As teenagers, we painfully learned that if you call someone and they don’t call you back, they’re just not into you. If you keep calling, you must be a total loser.
But in the business world, it’s the opposite: persistence is polite, and if you don’t keep calling, you must be a loser.
Imagine this:
- You call me, and get my voicemail. You leave a message.
- You don’t know that I hardly ever listen to voicemail.
- A few days later you call again, but I’m out, so you leave a message with a real person in my office.
- I see a message on my desk that you called, and I mean to call you, but I get distracted.
- My desk fills up with other stuff, and buries the little message, so I forget.
- You email me to let me know you’ve been trying to reach me, but your email arrives just as I’m leaving for a conference for 5 days.
- When I return from the conference, I’ve got 1000 emails in my IN box.
- You call again, talk to someone in my office, and tell them to tell me it’s important, that you’ve left messages with no reply.
- They come knock on my office door to tell me you’re on the phone.
- I finally pick up the phone and say, “Hi! Sorry I was hard to reach.”

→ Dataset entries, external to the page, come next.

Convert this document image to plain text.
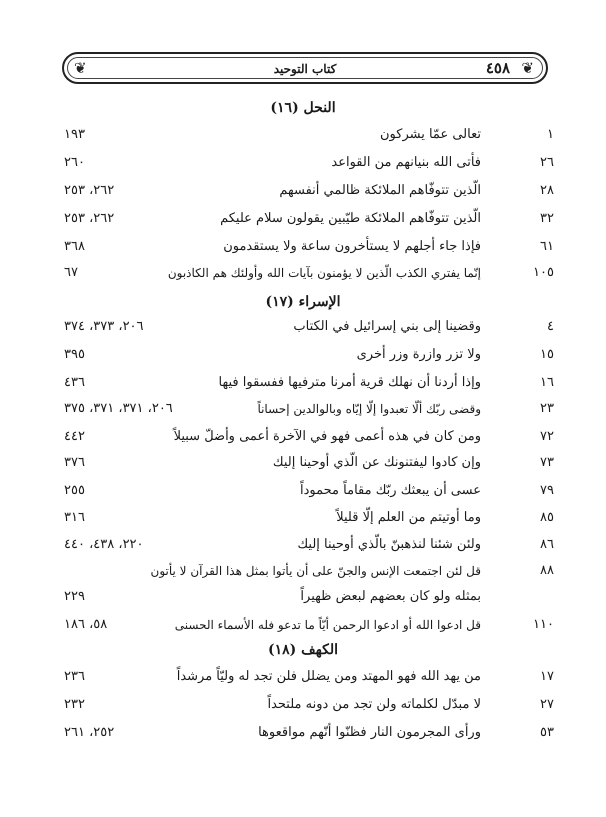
❦
❦	٤٥٨
كتاب التوحيد
النحل (١٦)
١
تعالى عمّا يشركون
١٩٣
٢٦
فأتى الله بنيانهم من القواعد
٢٦٠
٢٨
الّذين تتوفّاهم الملائكة ظالمي أنفسهم
٢٦٢، ٢٥٣
٣٢
الّذين تتوفّاهم الملائكة طيّبين يقولون سلام عليكم
٢٦٢، ٢٥٣
٦١
فإذا جاء أجلهم لا يستأخرون ساعة ولا يستقدمون
٣٦٨
١٠٥
إنّما يفتري الكذب الّذين لا يؤمنون بآيات الله وأولئك هم الكاذبون
٦٧
الإسراء (١٧)
٤
وقضينا إلى بني إسرائيل في الكتاب
٢٠٦، ٣٧٣، ٣٧٤
١٥
ولا تزر وازرة وزر أخرى
٣٩٥
١٦
وإذا أردنا أن نهلك قرية أمرنا مترفيها ففسقوا فيها
٤٣٦
٢٣
وقضى ربّك ألّا تعبدوا إلّا إيّاه وبالوالدين إحساناً
٢٠٦، ٣٧١، ٣٧١، ٣٧٥
٧٢
ومن كان في هذه أعمى فهو في الآخرة أعمى وأضلّ سبيلاً
٤٤٢
٧٣
وإن كادوا ليفتنونك عن الّذي أوحينا إليك
٣٧٦
٧٩
عسى أن يبعثك ربّك مقاماً محموداً
٢٥٥
٨٥
وما أوتيتم من العلم إلّا قليلاً
٣١٦
٨٦
ولئن شئنا لنذهبنّ بالّذي أوحينا إليك
٢٢٠، ٤٣٨، ٤٤٠
٨٨
قل لئن اجتمعت الإنس والجنّ على أن يأتوا بمثل هذا القرآن لا يأتون
بمثله ولو كان بعضهم لبعض ظهيراً
٢٢٩
١١٠
قل ادعوا الله أو ادعوا الرحمن أيّاً ما تدعو فله الأسماء الحسنى
٥٨، ١٨٦
الكهف (١٨)
١٧
من يهد الله فهو المهتد ومن يضلل فلن تجد له وليّاً مرشداً
٢٣٦
٢٧
لا مبدّل لكلماته ولن تجد من دونه ملتحداً
٢٣٢
٥٣
ورأى المجرمون النار فظنّوا أنّهم مواقعوها
٢٥٢، ٢٦١
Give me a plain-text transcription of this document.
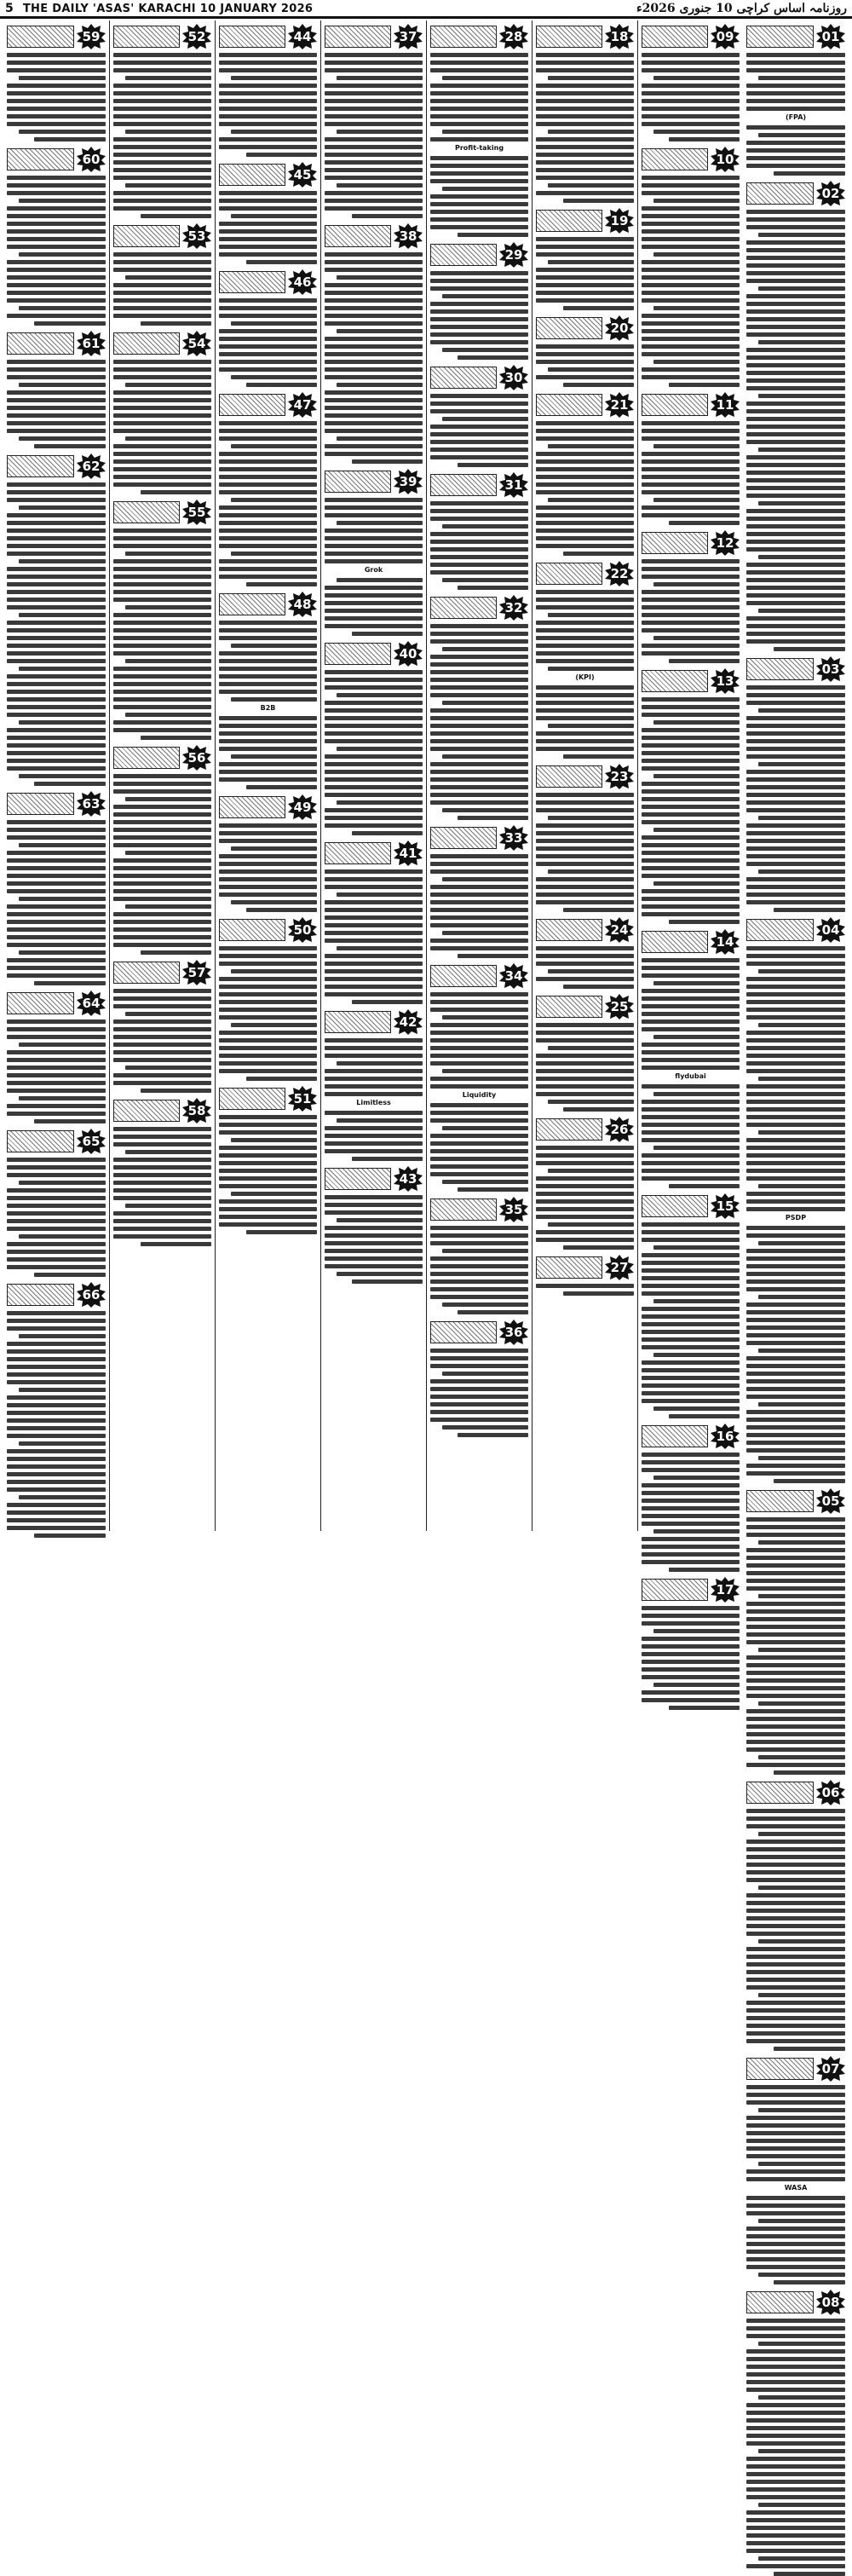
5 THE DAILY 'ASAS' KARACHI 10 JANUARY 2026	روزنامہ اساس کراچی 10 جنوری 2026ء
01
(FPA)
02
03
04
PSDP
05
06
07
WASA
08
09
10
11
12
13
14
flydubai
15
16
17
18
19
20
21
22
(KPI)
23
24
25
26
27
28
Profit-taking
29
30
31
32
33
34
Liquidity
35
36
37
38
39
Grok
40
41
42
Limitless
43
44
45
46
47
48
B2B
49
50
51
52
53
54
55
56
57
58
59
60
61
62
63
64
65
66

At this point, I am sincerely glad that you had the manners to keep trying, because I really did want to talk to you.
Imagine this, instead:
- You call me, and get my voicemail. You leave a message.
- I get busy with other things, and forget to call you back.
- You silently rage for years, thinking I’m an asshole, thinking I hate you, so you hate me, too.
Calling once, and never again like that, is rude and inconsiderate.
In this business, you have to prove that something is important to you by being persistent. If you mail someone a package, and don’t follow-up until you reach them, it means you didn’t care.
Persistence is polite and considerate, because it shows that you understand how busy people can get. It also shows how much you care.